Denver was the epicenter of the Chicano civil rights movement, so it's only fitting that as part of its fiftieth-anniversary celebration, Su Teatro reprised its original production War of the Flowers, the story of the Kitayama Carnation Strike in Weld County, which culminated with five women being tear-gassed when they chained themselves to the gates of the factory. For the past five decades, since it got its start in a University of Colorado Denver class, Su Teatro has been fighting the restrictions of traditional stories to push political truths and tell the real stories of the community. Now at home in the former Denver Civic Theatre, Su Teatro just keeps adding programs for that community, everything from the Chicano Music Festival to the XicanIndie FilmFest. But ultimately, the play's still the thing.
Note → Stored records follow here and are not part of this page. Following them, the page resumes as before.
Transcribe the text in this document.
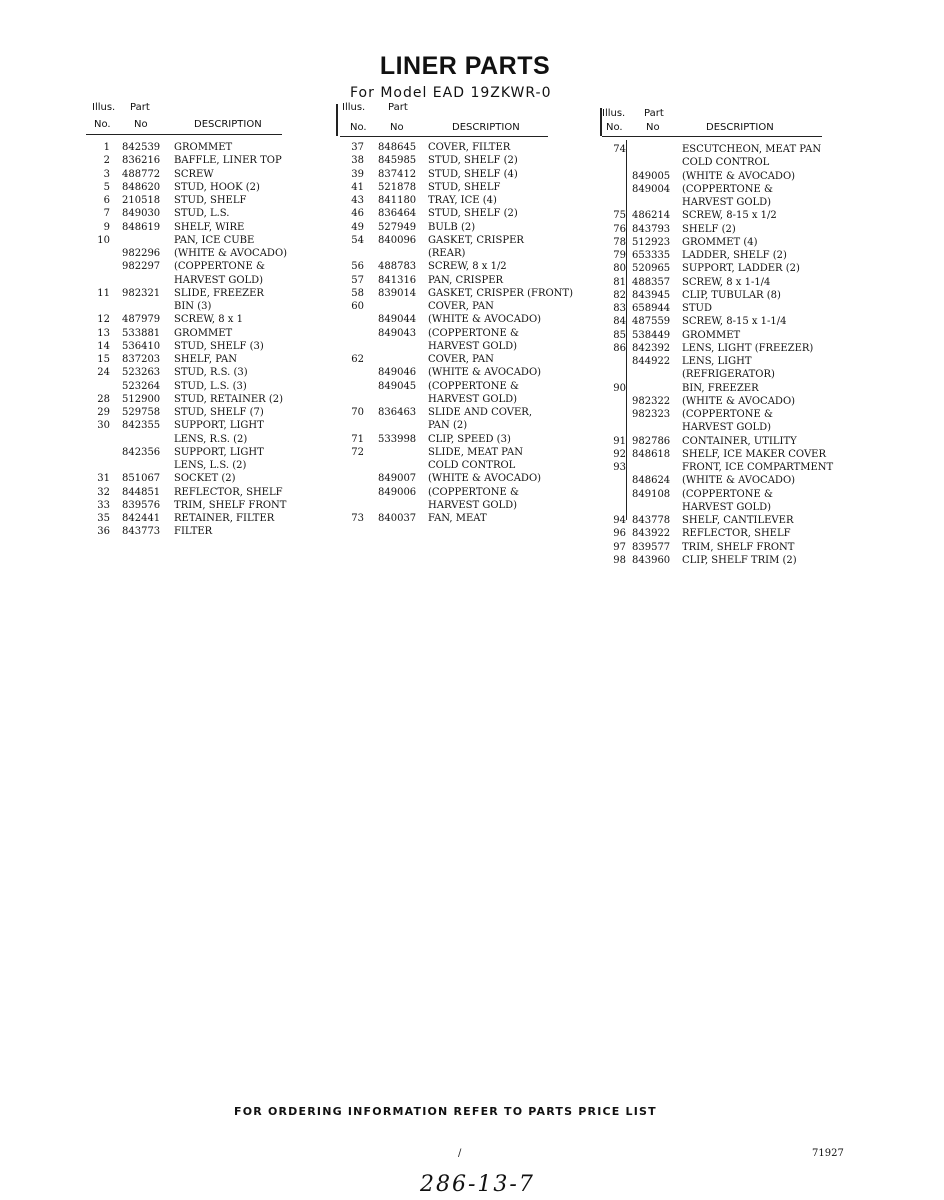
LINER PARTS
For Model EAD 19ZKWR-0
Illus. Part
No. No	DESCRIPTION
1 842539 GROMMET
2 836216 BAFFLE, LINER TOP
3 488772 SCREW
5 848620 STUD, HOOK (2)
6 210518 STUD, SHELF
7 849030 STUD, L.S.
9 848619 SHELF, WIRE
10	PAN, ICE CUBE
982296 (WHITE & AVOCADO)
982297 (COPPERTONE &
HARVEST GOLD)
11 982321 SLIDE, FREEZER
BIN (3)
12 487979 SCREW, 8 x 1
13 533881 GROMMET
14 536410 STUD, SHELF (3)
15 837203 SHELF, PAN
24 523263 STUD, R.S. (3)
523264 STUD, L.S. (3)
28 512900 STUD, RETAINER (2)
29 529758 STUD, SHELF (7)
30 842355 SUPPORT, LIGHT
LENS, R.S. (2)
842356 SUPPORT, LIGHT
LENS, L.S. (2)
31 851067 SOCKET (2)
32 844851 REFLECTOR, SHELF
33 839576 TRIM, SHELF FRONT
35 842441 RETAINER, FILTER
36 843773 FILTER
Illus. Part
No. No	DESCRIPTION
37 848645 COVER, FILTER
38 845985 STUD, SHELF (2)
39 837412 STUD, SHELF (4)
41 521878 STUD, SHELF
43 841180 TRAY, ICE (4)
46 836464 STUD, SHELF (2)
49 527949 BULB (2)
54 840096 GASKET, CRISPER
(REAR)
56 488783 SCREW, 8 x 1/2
57 841316 PAN, CRISPER
58 839014 GASKET, CRISPER (FRONT)
60	COVER, PAN
849044 (WHITE & AVOCADO)
849043 (COPPERTONE &
HARVEST GOLD)
62	COVER, PAN
849046 (WHITE & AVOCADO)
849045 (COPPERTONE &
HARVEST GOLD)
70 836463 SLIDE AND COVER,
PAN (2)
71 533998 CLIP, SPEED (3)
72	SLIDE, MEAT PAN
COLD CONTROL
849007 (WHITE & AVOCADO)
849006 (COPPERTONE &
HARVEST GOLD)
73 840037 FAN, MEAT
Illus. Part
No. No	DESCRIPTION
74	ESCUTCHEON, MEAT PAN
COLD CONTROL
849005 (WHITE & AVOCADO)
849004 (COPPERTONE &
HARVEST GOLD)
75 486214 SCREW, 8-15 x 1/2
76 843793 SHELF (2)
78 512923 GROMMET (4)
79 653335 LADDER, SHELF (2)
80 520965 SUPPORT, LADDER (2)
81 488357 SCREW, 8 x 1-1/4
82 843945 CLIP, TUBULAR (8)
83 658944 STUD
84 487559 SCREW, 8-15 x 1-1/4
85 538449 GROMMET
86 842392 LENS, LIGHT (FREEZER)
844922 LENS, LIGHT
(REFRIGERATOR)
90	BIN, FREEZER
982322 (WHITE & AVOCADO)
982323 (COPPERTONE &
HARVEST GOLD)
91 982786 CONTAINER, UTILITY
92 848618 SHELF, ICE MAKER COVER
93	FRONT, ICE COMPARTMENT
848624 (WHITE & AVOCADO)
849108 (COPPERTONE &
HARVEST GOLD)
94 843778 SHELF, CANTILEVER
96 843922 REFLECTOR, SHELF
97 839577 TRIM, SHELF FRONT
98 843960 CLIP, SHELF TRIM (2)
FOR ORDERING INFORMATION REFER TO PARTS PRICE LIST
/	71927
286-13-7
Best Fiftieth Original Show for a Theater Company

Buntport Theater

Courtesy Buntport Theater Facebook page

Every now and then, something pops up that feels purely Denver, and in the theater scene, that's Buntport, a company of six talented artists who create their productions — often hilarious, sometimes deeply moving — through a brainstorming process that miraculously always produces a coherent script. It's experimental work, but not the arrogant, "you're-too-stupid-to-get-this" kind or the trendy, expensive immersive stuff turning up everywhere these days. Based on whatever intriguing morsel of news, myth or fantasy has caught a company member's attention at some point, Buntport's work is homegrown, original, and entirely itself. Catch it if you can, and/or take any visitor who asks what's special about Denver. After a pandemic-induced delay, Buntport's fiftieth original show debuts this month.